Certo. Número trezentos e vinte. Agora, como ir até lá? Começou a procurar a tal rua e o número. Mas não encontrava. Parecia que o lugar estava em outro universo. Até que uma alma iluminada conseguiu entender o dilema.
-Ah! Deve ser o UPA! Eu já vi esse número lá.
UPA? Fazia até sentido: talvez por não possuir o endereço fixo, usou o daquele lugar. Talvez trabalhe lá. Sempre conseguia um bico quando queria, para pagar suas cachaças e bebidas. Bêbado infeliz.
Começou a andar pela rua que concedia acesso ao lugar do endereço. Quando lá chegou, finalmente pensou em como o abordar. Se o fizesse dentro do recinto médico, seria expulso imediatamente. Sem ter chance de espancar Eduardo. Pensou um pouco antes de entrar, elaborando seu plano.
Olhou mais uma vez, notando que havia um numero de quarto no envelope, imaginou que talvez fosse onde ele dormisse. Nunca foi muito brilhante. Característica herdada, muitos diriam.
Visto que não pensou em que nenhum momento que o seu velho poderia estar hospitalizado. Nem ligou para tal fato.
O que fez foi entrar e perguntar na recepção pelo número do quarto. Já que perguntar pelo nome de Eduardo seria muito fácil e perigoso não ser atendido. Então o fez. De qualquer forma, caiu na pergunta:
-É parente de alguém?
Olhava para todos ao redor. Um senhor com a perna cheia de pinos, uma mulher que parecia grávida, outro reclamando de dores de cabeça, sem falar do rapaz soltando gemidos no canto do lugar. A fila não parava neles, mas foi a que Edgar viu na sua linha de visão. Já esteve duas vezes ali, pelo que se lembra.
Só então pensou que Eduardo poderia estar ruim. Achava que não, de qualquer modo. O santo dos bêbados era forte. Doenças, machucados ou cortes passavam longe do corpo de seu pai. Era resistente como um cavalo e imortal como um diabo.
-Sim – respondeu prontamente pensando em como entrar – sou filho.
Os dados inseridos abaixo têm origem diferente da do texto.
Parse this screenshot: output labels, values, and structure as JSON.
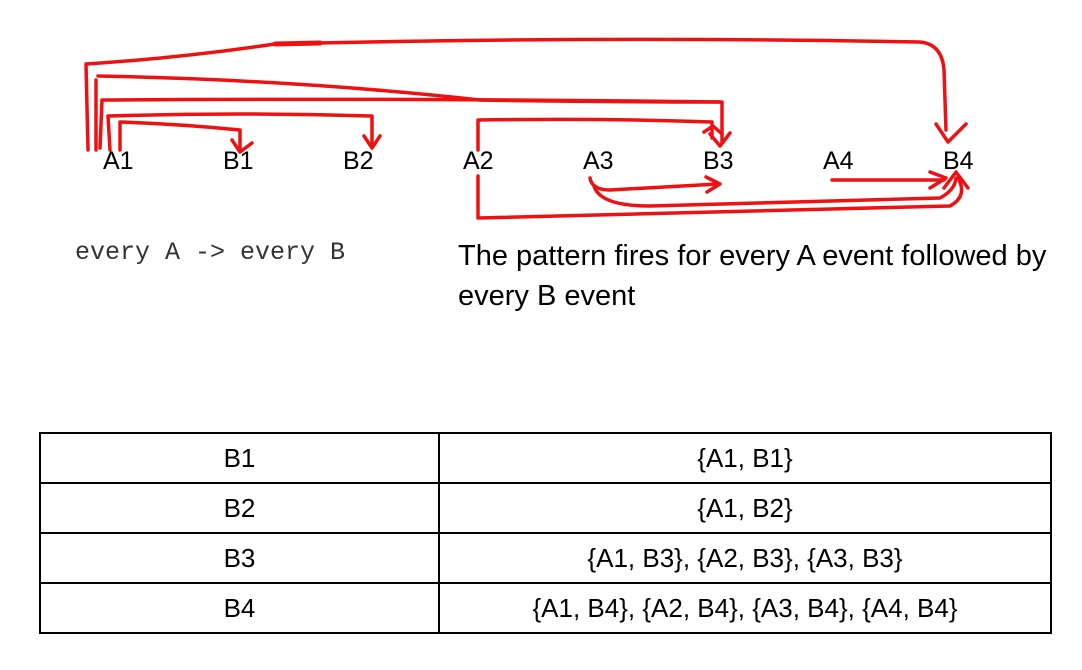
{
  "events": [
    "A1",
    "B1",
    "B2",
    "A2",
    "A3",
    "B3",
    "A4",
    "B4"
  ],
  "pattern_code": "every A -> every B",
  "description": "The pattern fires for every A event followed by every B event",
  "colors": {
    "arrow": "#ee1111",
    "border": "#000000"
  },
  "results_table": [
    {
      "b_event": "B1",
      "matches": "{A1, B1}"
    },
    {
      "b_event": "B2",
      "matches": "{A1, B2}"
    },
    {
      "b_event": "B3",
      "matches": "{A1, B3}, {A2, B3}, {A3, B3}"
    },
    {
      "b_event": "B4",
      "matches": "{A1, B4}, {A2, B4}, {A3, B4}, {A4, B4}"
    }
  ]
}
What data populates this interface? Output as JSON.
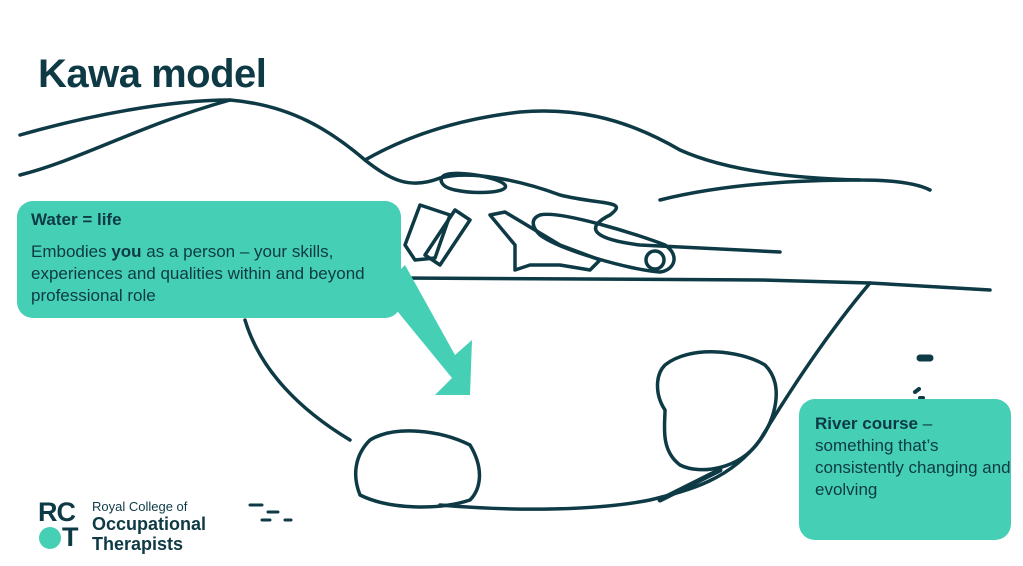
{
  "slide": {
    "title": "Kawa model"
  },
  "callouts": {
    "water": {
      "heading": "Water = life",
      "text_before": "Embodies ",
      "text_bold": "you",
      "text_after": " as a person – your skills, experiences and qualities within and beyond professional role"
    },
    "river": {
      "heading": "River course",
      "text": " – something that’s consistently changing and evolving"
    }
  },
  "logo": {
    "mark_top": "RC",
    "mark_bottom": "T",
    "line1": "Royal College of",
    "line2": "Occupational",
    "line3": "Therapists"
  },
  "colors": {
    "ink": "#0e3a45",
    "accent": "#45cfb5"
  }
}
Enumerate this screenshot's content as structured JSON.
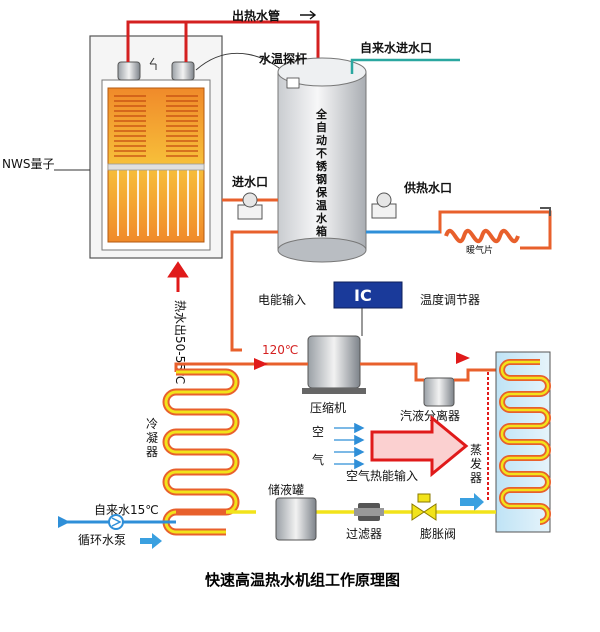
{
  "labels": {
    "hot_water_out_pipe": "出热水管",
    "water_temp_probe": "水温探杆",
    "tap_water_inlet": "自来水进水口",
    "tank_name": [
      "全",
      "自",
      "动",
      "不",
      "锈",
      "钢",
      "保",
      "温",
      "水",
      "箱"
    ],
    "nws_quantum": "NWS量子",
    "water_inlet": "进水口",
    "heat_supply_outlet": "供热水口",
    "radiator": "暖气片",
    "hot_water_out_temp": "热水出50-55℃",
    "power_input": "电能输入",
    "ic": "IC",
    "thermostat": "温度调节器",
    "temp_120": "120℃",
    "compressor": "压缩机",
    "gas_liquid_separator": "汽液分离器",
    "condenser": [
      "冷",
      "凝",
      "器"
    ],
    "air": [
      "空",
      "气"
    ],
    "evaporator": [
      "蒸",
      "发",
      "器"
    ],
    "air_heat_input": "空气热能输入",
    "liquid_tank": "储液罐",
    "tap_water_15": "自来水15℃",
    "circulation_pump": "循环水泵",
    "filter": "过滤器",
    "expansion_valve": "膨胀阀",
    "diagram_title": "快速高温热水机组工作原理图"
  },
  "colors": {
    "hot_pipe": "#e8602c",
    "red_pipe": "#d42020",
    "teal_pipe": "#2aa7a0",
    "yellow_pipe": "#f2e31a",
    "blue_pipe": "#2f8fd8",
    "flow_arrow_red": "#e01a1a",
    "flow_arrow_blue": "#3aa0e0"
  }
}
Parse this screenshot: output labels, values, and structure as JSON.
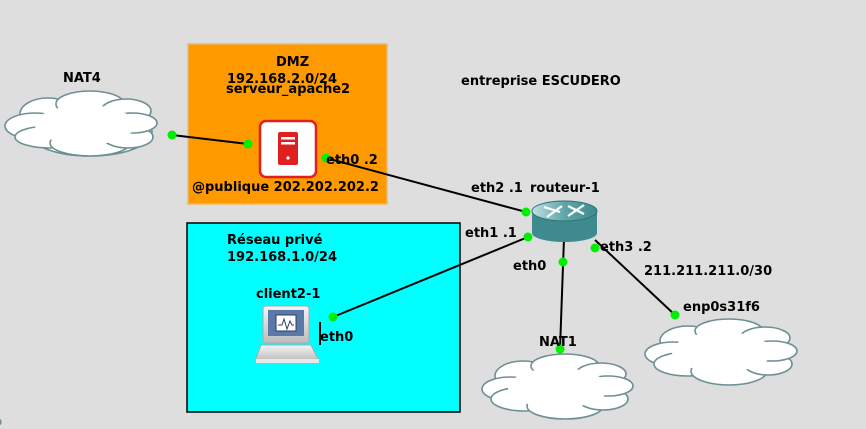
{
  "title": "entreprise ESCUDERO",
  "zones": {
    "dmz": {
      "name": "DMZ",
      "subnet": "192.168.2.0/24",
      "public_ip": "@publique 202.202.202.2",
      "color": "#ff9900"
    },
    "private": {
      "name": "Réseau privé",
      "subnet": "192.168.1.0/24",
      "color": "#00ffff"
    }
  },
  "nodes": {
    "nat4": {
      "label": "NAT4",
      "icon": "cloud-icon"
    },
    "nat1": {
      "label": "NAT1",
      "icon": "cloud-icon"
    },
    "internet_cloud": {
      "icon": "cloud-icon"
    },
    "server": {
      "label": "serveur_apache2",
      "icon": "server-icon"
    },
    "router": {
      "label": "routeur-1",
      "icon": "router-icon"
    },
    "client": {
      "label": "client2-1",
      "icon": "laptop-icon"
    }
  },
  "interfaces": {
    "server_eth0": "eth0 .2",
    "router_eth2": "eth2 .1",
    "router_eth1": "eth1 .1",
    "router_eth3": "eth3 .2",
    "router_eth0": "eth0",
    "wan_subnet": "211.211.211.0/30",
    "cloud_if": "enp0s31f6",
    "client_eth0": "eth0"
  },
  "colors": {
    "link_endpoint": "#00ee00",
    "router_body": "#3f8a8e",
    "server_border": "#e02020"
  }
}
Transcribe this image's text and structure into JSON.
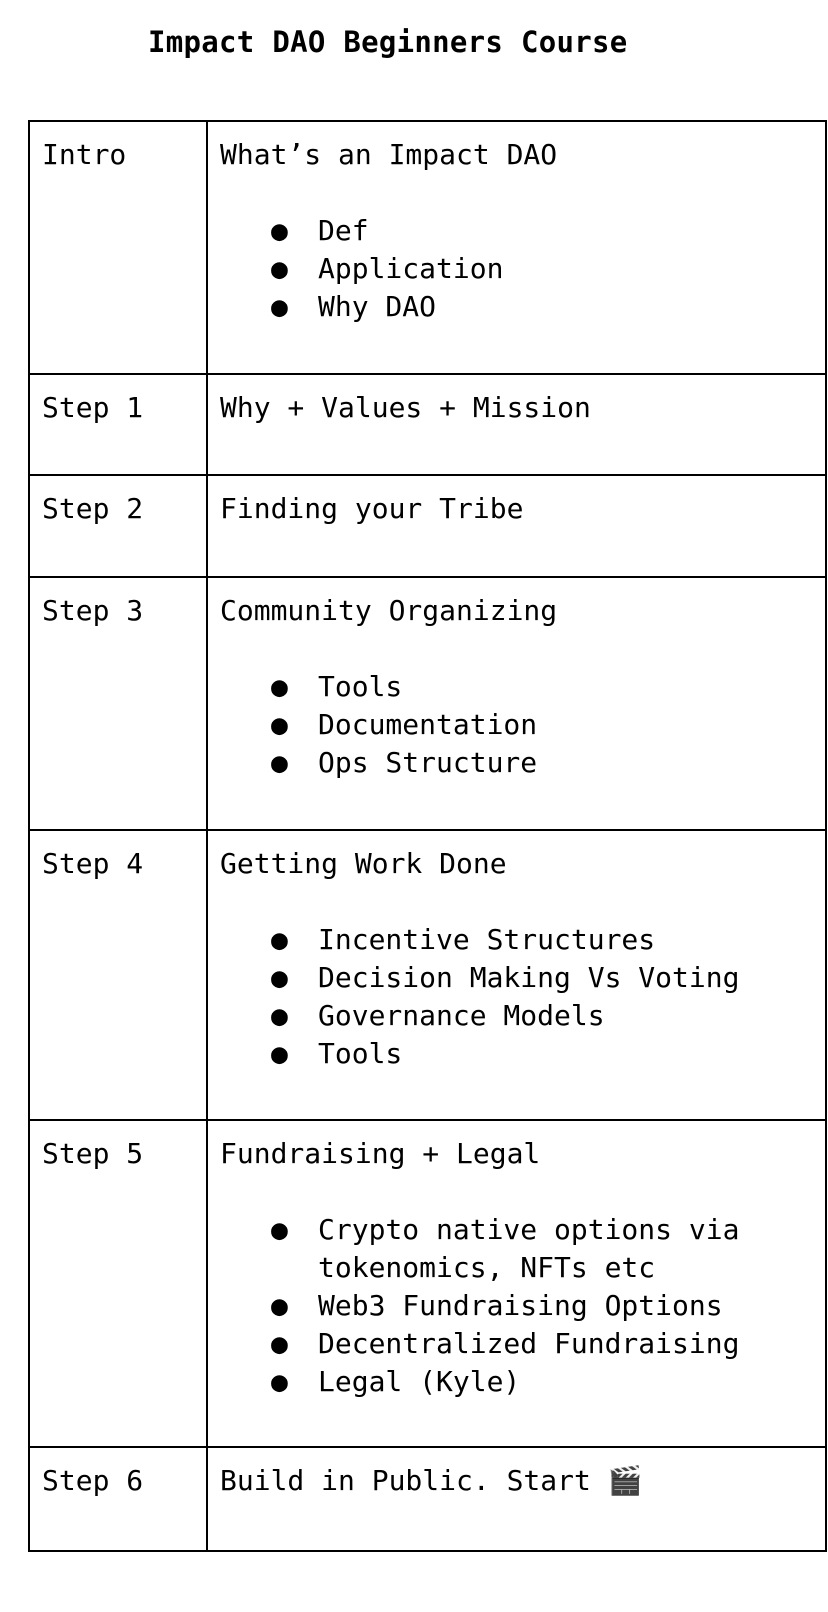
{
  "document": {
    "title": "Impact DAO Beginners Course"
  },
  "rows": [
    {
      "step": "Intro",
      "heading": "What’s an Impact DAO",
      "topics": [
        "Def",
        "Application",
        "Why DAO"
      ]
    },
    {
      "step": "Step 1",
      "heading": "Why + Values + Mission",
      "topics": []
    },
    {
      "step": "Step 2",
      "heading": "Finding your Tribe",
      "topics": []
    },
    {
      "step": "Step 3",
      "heading": "Community Organizing",
      "topics": [
        "Tools",
        "Documentation",
        "Ops Structure"
      ]
    },
    {
      "step": "Step 4",
      "heading": "Getting Work Done",
      "topics": [
        "Incentive Structures",
        "Decision Making Vs Voting",
        "Governance Models",
        "Tools"
      ]
    },
    {
      "step": "Step 5",
      "heading": "Fundraising + Legal",
      "topics": [
        "Crypto native options via tokenomics, NFTs etc",
        "Web3 Fundraising Options",
        "Decentralized Fundraising",
        "Legal (Kyle)"
      ]
    },
    {
      "step": "Step 6",
      "heading": "Build in Public. Start 🎬",
      "topics": []
    }
  ],
  "bullet_glyph": "●"
}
-Ah certo – falou a atendente sem prestar muita atenção no que ele acabou de falar. Em seguida apontou o caminho para os leitos – Por ali.
Às vezes o pessoal do é hospital é tão displicente.
Ele caminhou na direção que a mulher lhe mostrou. Pensava estar mais próxima do seu objetivo. Enfim, as pancadas se aproximavam.
Como retirar o sujeito lá de dentro? Se estivesse acamado seria mais complicado, mas com o devido cuidado, quebrar coisas se tornava uma arte. Ninguém sabia melhor disso do que ele. Estava acostumado com isso na escola. Não era tão diferente na vida fora daqueles muros chatos cheios de letras.
Uma idéia básica lhe veio na cabeça. Quase como seu mantra. Sempre que entrasse em uma briga, não sairia dela sem deixar um olho roxo na face do sujeito.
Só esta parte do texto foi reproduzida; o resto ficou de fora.